Después de que lo despidieran de la taberna, da Vinci se vio en la misma disyuntiva: el ocio acababa con sus nervios. A pesar de que había salido con una imagen terrible del estudio de Verrochio, no se deshizo por completo de todas las amistades que había forjado. Entre las personas con las que seguía en contacto, el más cercano siempre fue Sandro Botticelli; aunque tenían posturas diferentes en lo que a la profesión se refería, se entendían bien en otros ámbitos. Es por esto que cuando se vio sin nada que hacer una vez más, da Vinci le propuso comenzar un negocio juntos; uno que pudieran administrar como quisieran, según sus reglas y sin nadie que los supervisara.
Compraron un local cerca de «Los tres caracoles» y decidieron nombrarlo «La enseña de las tres ranas de Sandro y Leonardo»; después de la inauguración, las personas estaban realmente intrigadas por el proyecto de los dos artistas, sobre todo porque habían elegido un lugar muy distinto al que normalmente se desarrollaban las personas de su gremio, y estaban más cerca de otro tipo de oficios. Los primeros meses el sitio estuvo a reventar: fuera por curiosidad o por morbo, la gente se acercaba a ver de qué se trataba; pero, al poco tiempo, la clientela disminuyó y los únicos que se mantuvieron fueron los obreros. No es de extrañarse que el negocio quebrara antes de cumplir un año de servicio.
Los trabajadores estaban furiosos: en vez de que les sirvieran porciones abundantes —correspondientes a una jornada laboral dura y larga—, Botticelli y da Vinci ofrecían raciones pequeñas, casi de culto, ya que lo verdaderamente importante era el sabor y no tanto la ración.
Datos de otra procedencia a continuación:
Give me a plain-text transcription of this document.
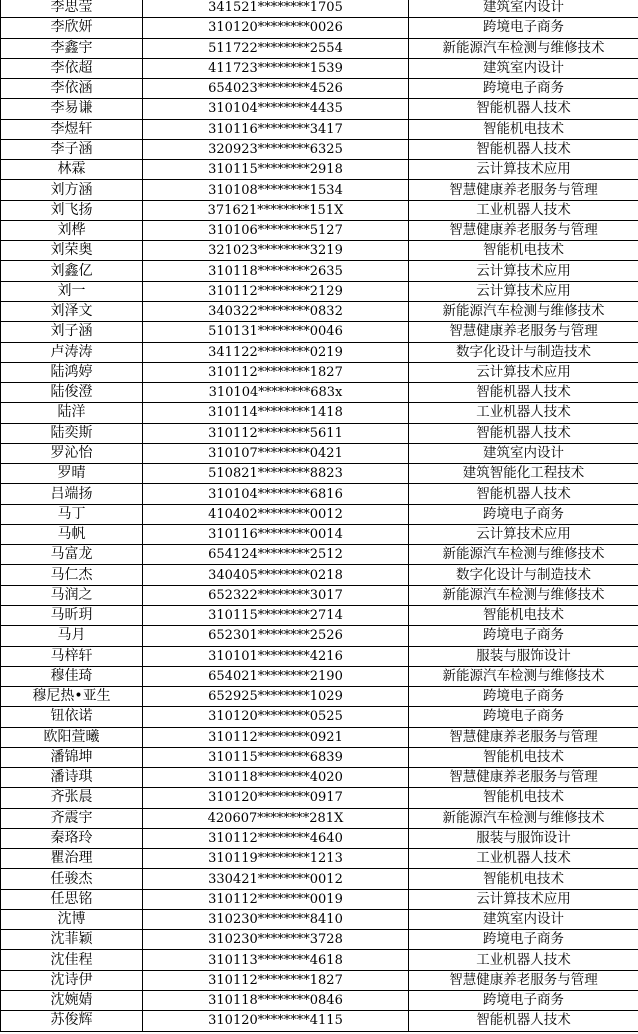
李思莹	341521********1705	建筑室内设计
李欣妍	310120********0026	跨境电子商务
李鑫宇	511722********2554	新能源汽车检测与维修技术
李依超	411723********1539	建筑室内设计
李依涵	654023********4526	跨境电子商务
李易谦	310104********4435	智能机器人技术
李煜轩	310116********3417	智能机电技术
李子涵	320923********6325	智能机器人技术
林霖	310115********2918	云计算技术应用
刘方涵	310108********1534	智慧健康养老服务与管理
刘飞扬	371621********151X	工业机器人技术
刘桦	310106********5127	智慧健康养老服务与管理
刘荣奥	321023********3219	智能机电技术
刘鑫亿	310118********2635	云计算技术应用
刘一	310112********2129	云计算技术应用
刘泽文	340322********0832	新能源汽车检测与维修技术
刘子涵	510131********0046	智慧健康养老服务与管理
卢涛涛	341122********0219	数字化设计与制造技术
陆鸿婷	310112********1827	云计算技术应用
陆俊澄	310104********683x	智能机器人技术
陆洋	310114********1418	工业机器人技术
陆奕斯	310112********5611	智能机器人技术
罗沁怡	310107********0421	建筑室内设计
罗晴	510821********8823	建筑智能化工程技术
吕端扬	310104********6816	智能机器人技术
马丁	410402********0012	跨境电子商务
马帆	310116********0014	云计算技术应用
马富龙	654124********2512	新能源汽车检测与维修技术
马仁杰	340405********0218	数字化设计与制造技术
马润之	652322********3017	新能源汽车检测与维修技术
马昕玥	310115********2714	智能机电技术
马月	652301********2526	跨境电子商务
马梓轩	310101********4216	服装与服饰设计
穆佳琦	654021********2190	新能源汽车检测与维修技术
穆尼热•亚生	652925********1029	跨境电子商务
钮依诺	310120********0525	跨境电子商务
欧阳萱曦	310112********0921	智慧健康养老服务与管理
潘锦坤	310115********6839	智能机电技术
潘诗琪	310118********4020	智慧健康养老服务与管理
齐张晨	310120********0917	智能机电技术
齐震宇	420607********281X	新能源汽车检测与维修技术
秦珞玲	310112********4640	服装与服饰设计
瞿治理	310119********1213	工业机器人技术
任骏杰	330421********0012	智能机电技术
任思铭	310112********0019	云计算技术应用
沈博	310230********8410	建筑室内设计
沈菲颖	310230********3728	跨境电子商务
沈佳程	310113********4618	工业机器人技术
沈诗伊	310112********1827	智慧健康养老服务与管理
沈婉婧	310118********0846	跨境电子商务
苏俊辉	310120********4115	智能机器人技术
Ambos querían generar una experiencia estética con cada platillo, para que los comensales pudieran disfrutar de una armonía entre lo que se veía y lo que se degustaba. Se trataban de «probaditas» dispuestas en un arreglo casi escultórico que parecía muy natural para la profesión que ambos tenían. Eran composiciones exquisitas pero que no resultaron muy gratas para los clientes de la zona.
Una tarde, justo al terminar el día de trabajo, se encontraron con una multitud enfurecida a las puertas del local. Los esperaban con fruta podrida y trinches mientras gritaban y hacían un escándalo. Pedían una cosa: que se fueran para siempre de ese lugar porque no podían soportar más las ridiculeces de los estudiantes de Bellas Artes. Fue así como terminó el negocio de Botticelli y da Vinci: un intento de llevar al paladar de los trabajadores sus obras más selectas, preparadas con un empeño que los obreros florentinos no supieron apreciar: las raciones eran demasiado pequeñas.